Natürlich stellen wir uns oft die Frage, ob es die richtige Entscheidung war, von Waldkraiburg weg und nach Rumänien zu gehen. Aber sooft wir darüber nachdenken, können wir für uns diese Frage nur mit Ja beantworten. Klar vermisst man das Gewohnte: Man vermisst die vertrauten Schüler, man vermisst die netten Kollegen und vor allem Familie und Freunde. Selbstverständlich ist es einfacher, wenn man in einem Land lebt, dessen Sprache man nicht nur spricht, sondern dessen Regeln man auch kennt und versteht. Man weiß, wie man seine Rechnungen bezahlen muss, man weiß, was zu tun ist, wenn man krank ist und dass man sich auf die medizinische Versorgung verlassen kann, und man weiß, wen oder wo man fragen kann, wenn man Hilfe braucht. Aber genau das war auch mit ein Grund, weshalb wir weg wollten. Für uns war es allerhöchste Zeit, mal wieder die Komfortzone zu verlassen. Oft begnügt man sich ja gerade damit, dass es bequem ist, da zu bleiben, wo man ist. Sich weiterzuentwickeln ist immer mit Anstrengung verbunden. Und die Erfahrungen, die wir jetzt in Rumänien machen, sind wirklich nicht immer die besten. Wir kämpfen mit Stromausfällen, undurchschaubaren Rechnungen, bürokratischen Hindernissen und einem Leben, in dem man sich nicht auf die Heizung verlassen kann und wo vieles nicht so einfach geht wie in Deutschland. Aber wir erleben auch sehr viel Positives, schöne Landschaften und neue Städte, lernen ganz andere Menschen kennen als die, mit denen wir bisher Kontakt hatten. Wir wissen noch einmal mehr zu schätzen, was unser Schulsystem für Schüler und Lehrer Positives mit sich bringt. Und wir haben wieder einmal für uns erkannt, wie gut es den Menschen in Deutschland geht. Allein diese Erkenntnis war für uns schon diese Reise wert. Und nicht zuletzt erleben wir uns auch als Familie und als Paar ein Stück weit neu.

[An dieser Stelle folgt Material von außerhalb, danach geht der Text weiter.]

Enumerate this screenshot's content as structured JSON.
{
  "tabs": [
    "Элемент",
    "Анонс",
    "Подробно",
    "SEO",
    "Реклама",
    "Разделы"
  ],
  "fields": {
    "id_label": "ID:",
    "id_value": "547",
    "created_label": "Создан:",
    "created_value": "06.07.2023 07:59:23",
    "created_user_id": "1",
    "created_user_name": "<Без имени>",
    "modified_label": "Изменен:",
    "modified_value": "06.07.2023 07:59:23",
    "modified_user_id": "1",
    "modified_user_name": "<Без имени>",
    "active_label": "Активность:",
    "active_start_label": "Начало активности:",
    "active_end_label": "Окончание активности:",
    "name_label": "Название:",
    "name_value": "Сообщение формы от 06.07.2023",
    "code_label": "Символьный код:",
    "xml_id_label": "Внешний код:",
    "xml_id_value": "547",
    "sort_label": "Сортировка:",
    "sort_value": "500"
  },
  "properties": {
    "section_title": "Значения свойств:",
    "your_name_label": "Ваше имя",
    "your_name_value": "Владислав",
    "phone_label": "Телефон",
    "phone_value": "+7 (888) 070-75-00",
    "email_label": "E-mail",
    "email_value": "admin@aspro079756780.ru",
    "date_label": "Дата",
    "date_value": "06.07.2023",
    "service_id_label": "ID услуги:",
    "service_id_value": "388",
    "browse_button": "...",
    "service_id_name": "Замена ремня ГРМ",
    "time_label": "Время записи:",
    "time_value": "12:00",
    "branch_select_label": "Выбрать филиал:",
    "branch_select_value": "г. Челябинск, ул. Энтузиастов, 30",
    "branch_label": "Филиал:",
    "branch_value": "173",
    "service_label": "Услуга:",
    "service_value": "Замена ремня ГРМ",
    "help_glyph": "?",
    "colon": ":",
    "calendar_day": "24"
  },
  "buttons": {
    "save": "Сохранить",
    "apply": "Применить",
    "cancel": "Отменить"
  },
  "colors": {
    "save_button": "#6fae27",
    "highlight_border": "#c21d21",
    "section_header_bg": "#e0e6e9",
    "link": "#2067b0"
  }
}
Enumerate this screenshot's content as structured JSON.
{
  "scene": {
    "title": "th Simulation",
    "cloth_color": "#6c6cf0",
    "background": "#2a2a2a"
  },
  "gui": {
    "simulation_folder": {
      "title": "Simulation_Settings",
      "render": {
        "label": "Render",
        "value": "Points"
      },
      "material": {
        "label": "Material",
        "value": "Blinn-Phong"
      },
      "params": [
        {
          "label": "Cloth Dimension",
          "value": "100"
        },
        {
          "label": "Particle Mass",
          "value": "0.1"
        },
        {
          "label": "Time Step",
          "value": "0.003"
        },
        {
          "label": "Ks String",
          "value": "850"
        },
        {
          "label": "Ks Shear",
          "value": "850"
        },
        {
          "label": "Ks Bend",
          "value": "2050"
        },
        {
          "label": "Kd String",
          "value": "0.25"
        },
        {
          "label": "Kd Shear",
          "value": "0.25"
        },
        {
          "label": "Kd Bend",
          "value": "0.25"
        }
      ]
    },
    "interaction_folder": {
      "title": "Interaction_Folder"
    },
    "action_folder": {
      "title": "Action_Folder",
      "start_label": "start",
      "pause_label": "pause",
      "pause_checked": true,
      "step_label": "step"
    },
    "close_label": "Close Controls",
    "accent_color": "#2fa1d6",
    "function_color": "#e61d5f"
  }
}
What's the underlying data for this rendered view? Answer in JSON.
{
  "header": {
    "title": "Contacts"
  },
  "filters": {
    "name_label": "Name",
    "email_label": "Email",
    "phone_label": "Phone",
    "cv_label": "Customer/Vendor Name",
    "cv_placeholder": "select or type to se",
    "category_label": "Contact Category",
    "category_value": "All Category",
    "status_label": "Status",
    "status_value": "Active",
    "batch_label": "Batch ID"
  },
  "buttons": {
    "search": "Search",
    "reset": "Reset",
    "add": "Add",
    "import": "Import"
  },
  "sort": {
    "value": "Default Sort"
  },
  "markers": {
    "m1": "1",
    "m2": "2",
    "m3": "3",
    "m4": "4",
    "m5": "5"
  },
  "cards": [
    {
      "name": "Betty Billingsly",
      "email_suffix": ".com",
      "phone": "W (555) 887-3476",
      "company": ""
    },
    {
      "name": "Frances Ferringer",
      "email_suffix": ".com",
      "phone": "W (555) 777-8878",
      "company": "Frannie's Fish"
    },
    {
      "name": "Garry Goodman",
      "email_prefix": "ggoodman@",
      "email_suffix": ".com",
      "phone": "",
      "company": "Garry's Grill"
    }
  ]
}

Zwei Jahre liegen mindestens noch in diesem Land vor uns und wir haben das Gefühl, noch lange nicht alles gesehen und erlebt zu haben, was es hier mitzunehmen gibt. Es ist noch sehr viel zu entdecken und trotzdem freuen wir uns immer wieder, wenn wir nach Hause fahren.
Den Schülerinnen und Schülern am Gymnasium Waldkraiburg und unseren ehemaligen Kollegen wünschen wir von Herzen alles Gute. Wir freuen uns darauf, euch wiederzusehen.